A tiny hemp-lime building with big lessons for comfort, health and low-impact design
The best spaces are made with love and care. Built from natural materials. Shaped by your own hands.
In 2025, Felix Andrews built a tiny hemp-lime hut for just $11,000. It’s not a gimmick. It’s not a “look at me” eco experiment. It’s a practical, comfortable, durable space designed by someone who understands building physics inside out, and wanted to test what really matters.
This is the story of A Lime Sublime Hemp Hut.

Who is Felix Andrews?
Felix Andrews from Thermal Integrity isn’t a weekend hobbyist guessing his way through sustainability.
He’s a NatHERS Thermal Performance Assessor, having modelled and optimised hundreds of house designs across Australia. He’s also worked as a Residential Efficiency Scorecard Assessor for existing homes. His background includes software development, data visualisation, scientific modelling and teaching.
In short: he understands thermal performance both on screen and in real life.
This hut was a chance to bring theory into practice, to create a comfortable, healthy, durable, low-impact, and genuinely delightful living space.
Design: Start With Performance
The design goal wasn’t aesthetics first. It was performance first.
Comfort. Health. Durability. Low embodied impact. Simplicity.
Every decision flowed from those priorities. Instead of chasing size, the focus was on thermal integrity, improving energy efficiency, comfort and indoor health through material choices and detailing.
Small buildings are unforgiving. Get the fundamentals wrong and you feel it immediately. That’s exactly why this hut is such a powerful case study.
Foundations: Good Boots
Foundations need to:
- Hold up the walls
- Keep out surface water
- Avoid excessive heat loss
Felix treated the foundation like good boots: practical and protective.
The aim wasn’t complexity, it was thermal continuity and moisture management. That thinking shows up again and again throughout the build.

Framing: Simple, Straight Enough
The walls and roof are timber framed. Some recycled. Some engineered.
Nothing fancy. Just straight enough to do the job well.
The key insight? The frame is not the star of a hemp-lime building. It’s the support act. The real performance layer is what comes next.
Hempcrete: A Continuous 250mm Shell
The heart of the project is the hempcrete.
Hemp hurds mixed with lime were packed into the walls and roof, forming a continuous 250mm thick shell.
This creates:
- Thermal mass
- Insulation
- Vapour permeability
- Acoustic softness
- Carbon storage
Unlike conventional walls made of multiple layers trying to solve different problems, hempcrete works as a system. It buffers temperature swings. It manages moisture naturally. It avoids the condensation traps common in modern lightweight construction.
For someone deeply experienced in modelling thermal performance, this wasn’t theoretical. It was deliberate.

Roofing: A Good Hat
Felix describes the roof like a good hat:
- Keep out rain
- Block harsh summer sun
- Don’t trap humidity
Roofing decisions were made to complement the breathable hemp-lime envelope rather than fight it. Too often, roofs undermine otherwise good wall systems. Here, integration mattered.

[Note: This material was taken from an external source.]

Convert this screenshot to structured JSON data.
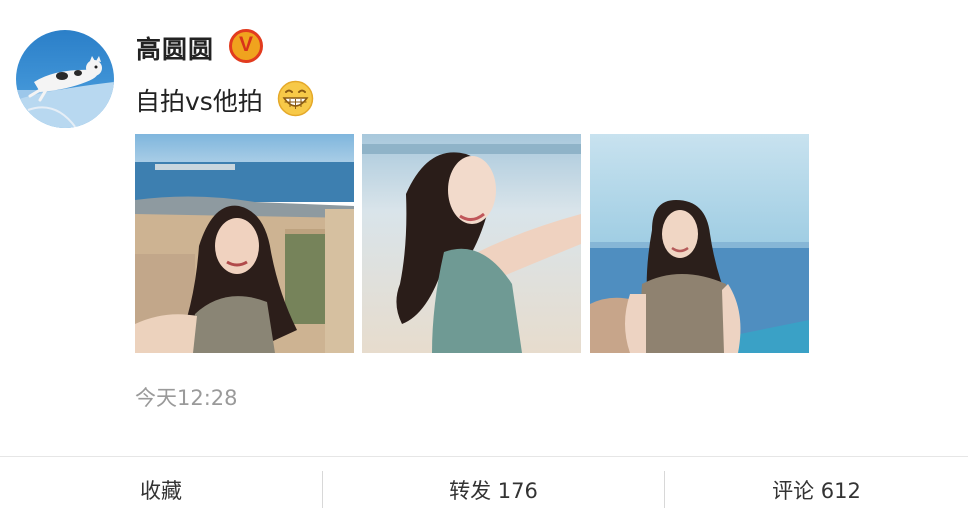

Rendering: Lime Inside and Out
Both the exterior render and interior plaster use a traditional lime and sand mix.
Why lime?
- It stays vapour permeable
- It supports the hemp-lime system
- It ages gracefully
- It can be repaired, not replaced
The finish isn’t sterile. It has character. Texture. Softness. You feel the difference when you step inside.

Floor: Insulated Limecrete + Slate
The floor is insulated limecrete finished with slate tiles.
Again, it’s a natural system approach:
- Thermal mass
- Insulation
- Durability
- No plastic membranes fighting moisture dynamics
It’s simple, but deeply considered.
Door & Window: Thrifted Luxury
One insulated door. One uPVC window.
Not extravagant. Just effective.
Performance where it counts. Restraint where it doesn’t.
Details Matter (And So Does Budget)
The full materials schedule and costing show something important:
This hut was built for $11,000.
That number matters.
It demonstrates that:
- Natural building isn’t automatically expensive
- Small, well-designed spaces outperform oversized homes
- Knowledge reduces waste
This isn’t about romanticising DIY. It’s about intelligent simplicity.
The Honest Bit: Ventilation Fan (Oops)
One update came after completion:
Fresh air.
Even breathable buildings need managed ventilation. Felix later added a ventilation fan, a good reminder that performance is holistic.
No building material replaces the need for proper air exchange.

Why This Matters
For the hemp building community, and anyone interested in high-performance, low-impact design, this hut proves something powerful:
You don’t need a 7-star mansion to demonstrate thermal integrity.
You need:
- Good design
- Moisture-aware detailing
- Natural materials used correctly
- And a willingness to test your own assumptions
Felix modelled hundreds of homes. Then he built one.
That’s integrity.
And that’s why A Lime Sublime Hemp Hut deserves attention.